Citação direta: “Para as eleições federais de 1953, três mudanças importantes foram
determinadas para o sistema eleitoral alemão. A divisão dos assentos no Parlamento, que, em
1949, era de 60% pelo voto majoritário e 40% pela lista partidária, agora seria igualada, com
50% para cada um. Os eleitores agora votariam duas vezes. A cláusula de barreira foi a outra
mudança. O objetivo principal do governo era ampliar a cláusula de 5% para todo o território
alemão.

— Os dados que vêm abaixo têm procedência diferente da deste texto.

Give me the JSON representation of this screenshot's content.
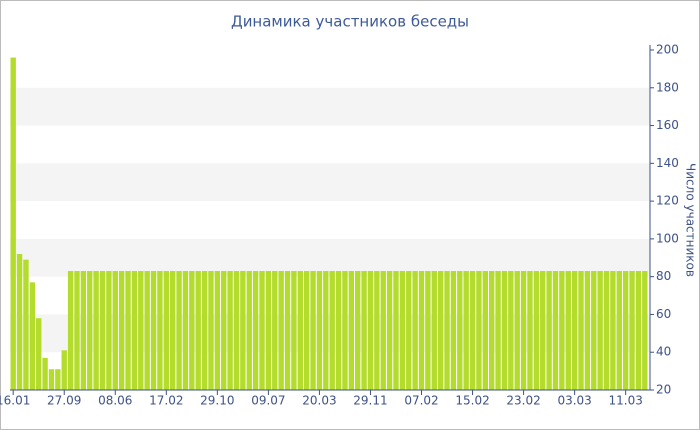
{
  "chart_data": {
    "type": "bar",
    "title": "Динамика участников беседы",
    "y_label": "Число участников",
    "categories": [
      "16.01",
      null,
      null,
      null,
      null,
      null,
      null,
      null,
      "27.09",
      null,
      null,
      null,
      null,
      null,
      null,
      null,
      "08.06",
      null,
      null,
      null,
      null,
      null,
      null,
      null,
      "17.02",
      null,
      null,
      null,
      null,
      null,
      null,
      null,
      "29.10",
      null,
      null,
      null,
      null,
      null,
      null,
      null,
      "09.07",
      null,
      null,
      null,
      null,
      null,
      null,
      null,
      "20.03",
      null,
      null,
      null,
      null,
      null,
      null,
      null,
      "29.11",
      null,
      null,
      null,
      null,
      null,
      null,
      null,
      "07.02",
      null,
      null,
      null,
      null,
      null,
      null,
      null,
      "15.02",
      null,
      null,
      null,
      null,
      null,
      null,
      null,
      "23.02",
      null,
      null,
      null,
      null,
      null,
      null,
      null,
      "03.03",
      null,
      null,
      null,
      null,
      null,
      null,
      null,
      "11.03",
      null,
      null,
      null
    ],
    "values": [
      196,
      92,
      89,
      77,
      58,
      37,
      31,
      31,
      41,
      83,
      83,
      83,
      83,
      83,
      83,
      83,
      83,
      83,
      83,
      83,
      83,
      83,
      83,
      83,
      83,
      83,
      83,
      83,
      83,
      83,
      83,
      83,
      83,
      83,
      83,
      83,
      83,
      83,
      83,
      83,
      83,
      83,
      83,
      83,
      83,
      83,
      83,
      83,
      83,
      83,
      83,
      83,
      83,
      83,
      83,
      83,
      83,
      83,
      83,
      83,
      83,
      83,
      83,
      83,
      83,
      83,
      83,
      83,
      83,
      83,
      83,
      83,
      83,
      83,
      83,
      83,
      83,
      83,
      83,
      83,
      83,
      83,
      83,
      83,
      83,
      83,
      83,
      83,
      83,
      83,
      83,
      83,
      83,
      83,
      83,
      83,
      83,
      83,
      83,
      83
    ],
    "color": "#b4dc2c",
    "ylim": [
      20,
      200
    ],
    "yticks": [
      20,
      40,
      60,
      80,
      100,
      120,
      140,
      160,
      180,
      200
    ],
    "grid": true,
    "y_axis_side": "right"
  }
}
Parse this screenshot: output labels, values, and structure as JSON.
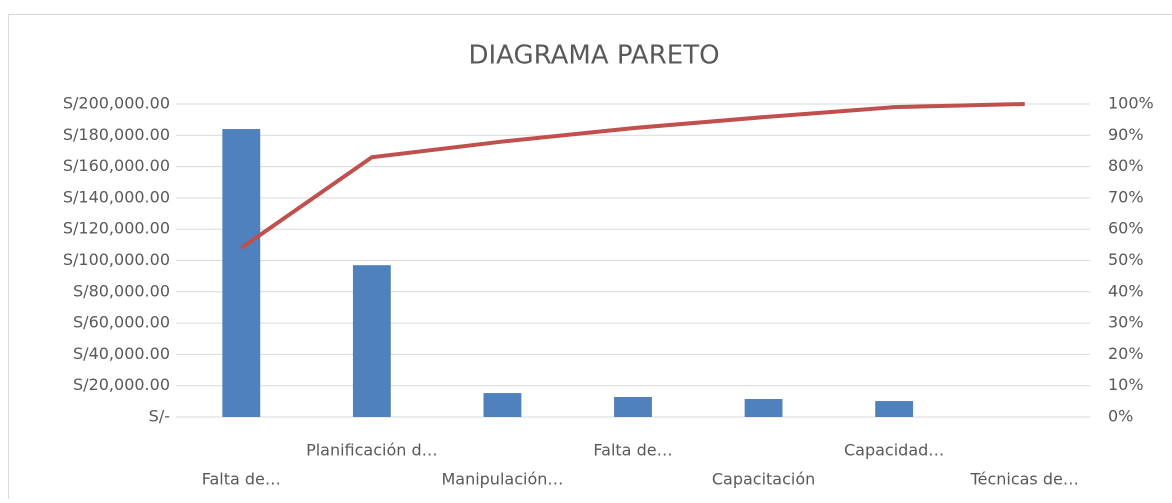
{
  "chart_data": {
    "type": "combo",
    "title": "DIAGRAMA PARETO",
    "categories": [
      "Falta de…",
      "Planificación d…",
      "Manipulación…",
      "Falta de…",
      "Capacitación",
      "Capacidad…",
      "Técnicas de…"
    ],
    "series": [
      {
        "type": "bar",
        "color": "#4f81bd",
        "values": [
          184000,
          97000,
          15300,
          12800,
          11500,
          10200,
          0
        ]
      },
      {
        "type": "line",
        "color": "#c0504d",
        "axis": "y2",
        "values": [
          54,
          83,
          88,
          92.3,
          95.8,
          99,
          100
        ]
      }
    ],
    "ylim": [
      0,
      200000
    ],
    "yticks": [
      {
        "value": 0,
        "label": "S/-"
      },
      {
        "value": 20000,
        "label": "S/20,000.00"
      },
      {
        "value": 40000,
        "label": "S/40,000.00"
      },
      {
        "value": 60000,
        "label": "S/60,000.00"
      },
      {
        "value": 80000,
        "label": "S/80,000.00"
      },
      {
        "value": 100000,
        "label": "S/100,000.00"
      },
      {
        "value": 120000,
        "label": "S/120,000.00"
      },
      {
        "value": 140000,
        "label": "S/140,000.00"
      },
      {
        "value": 160000,
        "label": "S/160,000.00"
      },
      {
        "value": 180000,
        "label": "S/180,000.00"
      },
      {
        "value": 200000,
        "label": "S/200,000.00"
      }
    ],
    "y2lim": [
      0,
      100
    ],
    "y2ticks": [
      {
        "value": 0,
        "label": "0%"
      },
      {
        "value": 10,
        "label": "10%"
      },
      {
        "value": 20,
        "label": "20%"
      },
      {
        "value": 30,
        "label": "30%"
      },
      {
        "value": 40,
        "label": "40%"
      },
      {
        "value": 50,
        "label": "50%"
      },
      {
        "value": 60,
        "label": "60%"
      },
      {
        "value": 70,
        "label": "70%"
      },
      {
        "value": 80,
        "label": "80%"
      },
      {
        "value": 90,
        "label": "90%"
      },
      {
        "value": 100,
        "label": "100%"
      }
    ],
    "grid": true
  }
}
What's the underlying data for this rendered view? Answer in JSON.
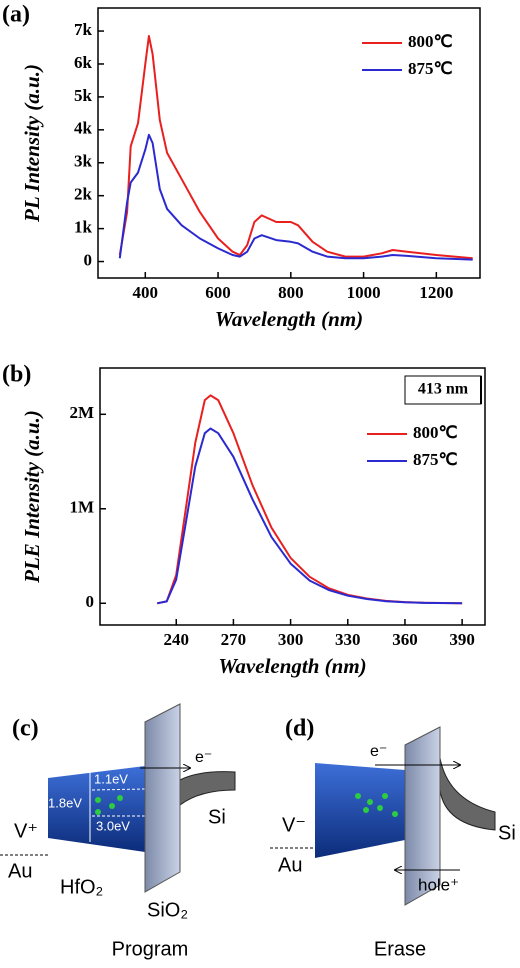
{
  "chart_data": [
    {
      "type": "line",
      "label": "(a)",
      "xlabel": "Wavelength (nm)",
      "ylabel": "PL Intensity (a.u.)",
      "x": [
        330,
        350,
        360,
        380,
        400,
        410,
        420,
        440,
        460,
        500,
        550,
        600,
        640,
        660,
        680,
        700,
        720,
        760,
        800,
        820,
        860,
        900,
        950,
        1000,
        1050,
        1080,
        1120,
        1200,
        1300
      ],
      "series": [
        {
          "name": "800℃",
          "color": "#e8201f",
          "values": [
            200,
            1500,
            3500,
            4200,
            6000,
            6850,
            6300,
            4300,
            3300,
            2500,
            1500,
            700,
            300,
            200,
            500,
            1200,
            1400,
            1200,
            1200,
            1100,
            600,
            300,
            150,
            150,
            250,
            350,
            300,
            200,
            100
          ]
        },
        {
          "name": "875℃",
          "color": "#2a2ad0",
          "values": [
            100,
            1800,
            2400,
            2700,
            3400,
            3850,
            3600,
            2200,
            1600,
            1100,
            700,
            400,
            200,
            150,
            300,
            700,
            800,
            650,
            600,
            550,
            300,
            150,
            100,
            100,
            150,
            200,
            170,
            100,
            60
          ]
        }
      ],
      "xlim": [
        270,
        1320
      ],
      "ylim": [
        -500,
        7700
      ],
      "xticks": [
        400,
        600,
        800,
        1000,
        1200
      ],
      "yticks": [
        0,
        {
          "value": 1000,
          "label": "1k"
        },
        {
          "value": 2000,
          "label": "2k"
        },
        {
          "value": 3000,
          "label": "3k"
        },
        {
          "value": 4000,
          "label": "4k"
        },
        {
          "value": 5000,
          "label": "5k"
        },
        {
          "value": 6000,
          "label": "6k"
        },
        {
          "value": 7000,
          "label": "7k"
        }
      ],
      "legend": "upper right"
    },
    {
      "type": "line",
      "label": "(b)",
      "xlabel": "Wavelength (nm)",
      "ylabel": "PLE Intensity (a.u.)",
      "annotation": "413 nm",
      "x": [
        230,
        235,
        240,
        245,
        250,
        255,
        258,
        262,
        270,
        280,
        290,
        300,
        310,
        320,
        330,
        340,
        350,
        360,
        370,
        390
      ],
      "series": [
        {
          "name": "800℃",
          "color": "#e8201f",
          "values": [
            0,
            20000,
            300000,
            1000000,
            1700000,
            2150000,
            2200000,
            2150000,
            1800000,
            1250000,
            800000,
            480000,
            280000,
            160000,
            90000,
            50000,
            25000,
            12000,
            5000,
            0
          ]
        },
        {
          "name": "875℃",
          "color": "#2a2ad0",
          "values": [
            0,
            20000,
            250000,
            850000,
            1450000,
            1800000,
            1850000,
            1800000,
            1550000,
            1100000,
            700000,
            420000,
            240000,
            140000,
            80000,
            45000,
            22000,
            10000,
            4000,
            0
          ]
        }
      ],
      "xlim": [
        200,
        402
      ],
      "ylim": [
        -230000,
        2490000
      ],
      "xticks": [
        240,
        270,
        300,
        330,
        360,
        390
      ],
      "yticks": [
        0,
        {
          "value": 1000000,
          "label": "1M"
        },
        {
          "value": 2000000,
          "label": "2M"
        }
      ],
      "legend": "upper right"
    }
  ],
  "diagrams": {
    "program": {
      "label": "(c)",
      "electron": "e⁻",
      "gap_top": "1.1eV",
      "gap_mid": "1.8eV",
      "gap_bottom": "3.0eV",
      "voltage": "V⁺",
      "si": "Si",
      "au": "Au",
      "hfo2": "HfO₂",
      "sio2": "SiO₂",
      "caption": "Program"
    },
    "erase": {
      "label": "(d)",
      "electron": "e⁻",
      "voltage": "V⁻",
      "au": "Au",
      "hole": "hole⁺",
      "si": "Si",
      "caption": "Erase"
    }
  }
}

Já a comissão eleitoral era favorável a um percentual de 3%. ” (p. 87-88).

A medida de 5% foi apresentada em nome do Governo por deputados do CDU, que tinha ao
seu lado o partido FDP, que antes havia se pronunciado de forma contrária. Em 1956,
novamente a cláusula foi modificada, adotando os percentuais hoje considerados (p. 89). Na
primeira leitura, a proposta foi aprovada pelos deputados do CDU/CSU, FDP e DP, contra o
SPD e GB/GHE. Com a aprovação destes partidos, essa proposta foi aprovada, sendo a que
vigora até hoje no sistema alemão (p. 90).

O mecanismo alterou profundamente o número de partidos presentes no Parlamento Alemão.


Entre 1949 e 2002, apenas 4 partidos estiveram presentes em todas as legislaturas: CDU/CSU,
SPD e FDP (p. 93). Para o autor, a cláusula de barreira foi efetiva no sistema político do país,
sendo fundamental para a estabilidade política do Estado alemão. Há uma restrição
institucional que é percebida no comportamento do eleitorado, onde é observado um efeito
psicológico, nos termos de Duverger. Embora assim que implementado fosse observado um
grande número de votos desperdiçados, no decorrer dos pleitos, houve uma migração de votos
para os partidos que fossem capazes de ultrapassar a cláusula de barreira (p. 97).